Вот. Я запустил музыкальный анонс следующей передачи, и на этом все закончилось; не великая передача, но и не плохая. Рекламная агентесса Дэвида Бергстрома уже утащила его на следующую встречу. Я снял наушники, вышел из студии – из мягкой тишины и равномерного освещения, – обменялся многострадальным взглядом с продюсером-вундеркиндом, принял несколько факсов и электронных писем и вышел в фойе. Это удобное помещение в стиле аэропортовых залов ожидания. Диваны обиты дешевой, но прочной материей, на стене висит моя фотография, снятая со здоровой стороны, внизу значится мое имя, а в углу – логотип радиостанции, более крупным шрифтом, чем имя.

В фойе постоянно торчат два-три человека, ожидающих бог знает кого. Несмотря на фотографию, а может, именно благодаря фотографии они меня не узнают. В этом прелесть радио. Однако мое внимание привлекла женщина, которая смотрела на меня с особым любопытством. Женщина встала и направилась ко мне. Секретарша показала, что эта посетительница ожидает меня, и вдруг я понял, кто она: человек из далекого прошлого, Никола.

Я не видел ее очень, очень давно. Не было никаких поводов для встреч. Именно это я имел в виду, когда говорил, что рисунок жизни стал менее странным. Жизнь входит в колею, и тебе попадаются только одни и те же немногочисленные лица. И внезапно понимаешь, что кое-кого из своих “добрых друзей” ты не видел почти десять лет, и почему-то это не имеет никакого значения.
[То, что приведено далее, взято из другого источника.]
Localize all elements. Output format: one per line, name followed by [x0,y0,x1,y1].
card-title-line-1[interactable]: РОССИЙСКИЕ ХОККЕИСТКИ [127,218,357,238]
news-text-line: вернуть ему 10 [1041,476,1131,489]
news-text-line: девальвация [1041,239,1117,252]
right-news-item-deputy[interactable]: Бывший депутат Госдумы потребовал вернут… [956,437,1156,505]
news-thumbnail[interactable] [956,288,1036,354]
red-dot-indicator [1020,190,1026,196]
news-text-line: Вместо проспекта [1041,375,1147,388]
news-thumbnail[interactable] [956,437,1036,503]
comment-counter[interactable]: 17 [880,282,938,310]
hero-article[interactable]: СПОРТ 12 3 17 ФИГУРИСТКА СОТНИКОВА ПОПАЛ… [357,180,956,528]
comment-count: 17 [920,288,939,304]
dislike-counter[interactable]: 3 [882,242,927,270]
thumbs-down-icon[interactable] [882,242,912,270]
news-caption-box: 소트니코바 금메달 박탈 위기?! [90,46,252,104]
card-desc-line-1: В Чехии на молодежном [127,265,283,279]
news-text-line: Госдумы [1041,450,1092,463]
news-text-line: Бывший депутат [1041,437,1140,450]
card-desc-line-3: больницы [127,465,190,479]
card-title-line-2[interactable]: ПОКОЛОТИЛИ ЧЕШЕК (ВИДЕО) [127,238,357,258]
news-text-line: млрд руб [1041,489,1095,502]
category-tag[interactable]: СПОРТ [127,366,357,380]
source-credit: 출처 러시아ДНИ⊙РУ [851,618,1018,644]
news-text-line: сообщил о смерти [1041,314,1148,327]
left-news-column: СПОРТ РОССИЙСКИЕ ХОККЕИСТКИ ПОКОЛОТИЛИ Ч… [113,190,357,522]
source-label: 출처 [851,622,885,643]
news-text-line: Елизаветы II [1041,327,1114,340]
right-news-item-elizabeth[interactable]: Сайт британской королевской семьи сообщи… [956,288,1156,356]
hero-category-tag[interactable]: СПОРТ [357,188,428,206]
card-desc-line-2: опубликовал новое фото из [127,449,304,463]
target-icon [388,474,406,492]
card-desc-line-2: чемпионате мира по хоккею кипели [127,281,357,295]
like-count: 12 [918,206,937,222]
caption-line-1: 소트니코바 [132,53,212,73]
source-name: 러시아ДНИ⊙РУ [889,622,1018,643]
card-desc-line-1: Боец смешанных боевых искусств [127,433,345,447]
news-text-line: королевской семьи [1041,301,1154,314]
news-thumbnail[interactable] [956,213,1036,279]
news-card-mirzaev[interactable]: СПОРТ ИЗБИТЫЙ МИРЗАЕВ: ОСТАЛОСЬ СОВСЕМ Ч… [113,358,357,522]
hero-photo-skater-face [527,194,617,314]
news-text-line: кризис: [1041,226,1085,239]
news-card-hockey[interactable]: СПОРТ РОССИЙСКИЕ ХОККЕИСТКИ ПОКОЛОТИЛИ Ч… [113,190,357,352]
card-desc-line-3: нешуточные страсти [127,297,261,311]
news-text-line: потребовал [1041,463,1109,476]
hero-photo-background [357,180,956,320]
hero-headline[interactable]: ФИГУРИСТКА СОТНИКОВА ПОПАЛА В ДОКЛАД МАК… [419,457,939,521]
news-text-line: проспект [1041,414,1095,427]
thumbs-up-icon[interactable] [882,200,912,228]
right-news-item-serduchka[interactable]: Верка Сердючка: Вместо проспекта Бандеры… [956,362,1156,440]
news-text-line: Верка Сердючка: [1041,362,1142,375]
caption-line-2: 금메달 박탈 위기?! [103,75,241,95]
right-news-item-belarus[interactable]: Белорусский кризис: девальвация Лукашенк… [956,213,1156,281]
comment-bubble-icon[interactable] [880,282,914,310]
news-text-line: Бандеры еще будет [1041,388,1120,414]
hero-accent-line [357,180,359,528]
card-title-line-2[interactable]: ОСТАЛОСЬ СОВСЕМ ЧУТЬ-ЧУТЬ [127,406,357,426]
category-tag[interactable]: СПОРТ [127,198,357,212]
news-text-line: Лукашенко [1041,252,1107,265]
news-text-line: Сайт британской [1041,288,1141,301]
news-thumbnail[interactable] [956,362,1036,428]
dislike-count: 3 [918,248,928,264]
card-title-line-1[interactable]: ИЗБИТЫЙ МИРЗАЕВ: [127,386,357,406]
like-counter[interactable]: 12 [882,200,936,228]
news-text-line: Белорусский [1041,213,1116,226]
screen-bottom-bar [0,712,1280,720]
У тебя всё – так же, и у них всё – так же, да и что может поменяться за какие-то десять лет? Давайте посмотрим правде в глаза: мы с Николой никогда не были “добрыми друзьями”, и все же я обрадовался ей. Годы милостиво обошлись с Николой. Придали ей изящества, покрыли патиной элегантности. Передо мной стояла красивая женщина вполне определенного возраста, среднего возраста, моего возраста. У Николы был холеный, деловой вид, в руке она держала портфель. Одежда дорогая, все продумано до мелочей. Я решил, что она отлично выглядит – даже лучше, чем раньше.

– Никола. Потрясающе.

– Здравствуй, Майк. Занят?

– Не больше обычного.

– Мы можем поговорить? Это важно.

– И нет времени на обмен любезностями?

– Прости, время на обмен любезностями есть. Просто немного волнуюсь. Я боялась, что ты не захочешь со мной разговаривать.

– Ну почему же?

– Ты знаешь… из-за всего.

– Я с удовольствием с тобой поговорю.

– Я остановилась в отеле за углом. Там есть бар. Мы могли бы поговорить там.

Отель был маленьким, роскошным, дорогим. Я проходил мимо него, не замечая, наверное, бессчетное количество раз. Такая незаметность дорого стоит. Никола преуспела в жизни, да и могло ли быть иначе? Грегори Коллинз был кратким отклонением от курса, ошибкой молодости – как и я, если на то пошло.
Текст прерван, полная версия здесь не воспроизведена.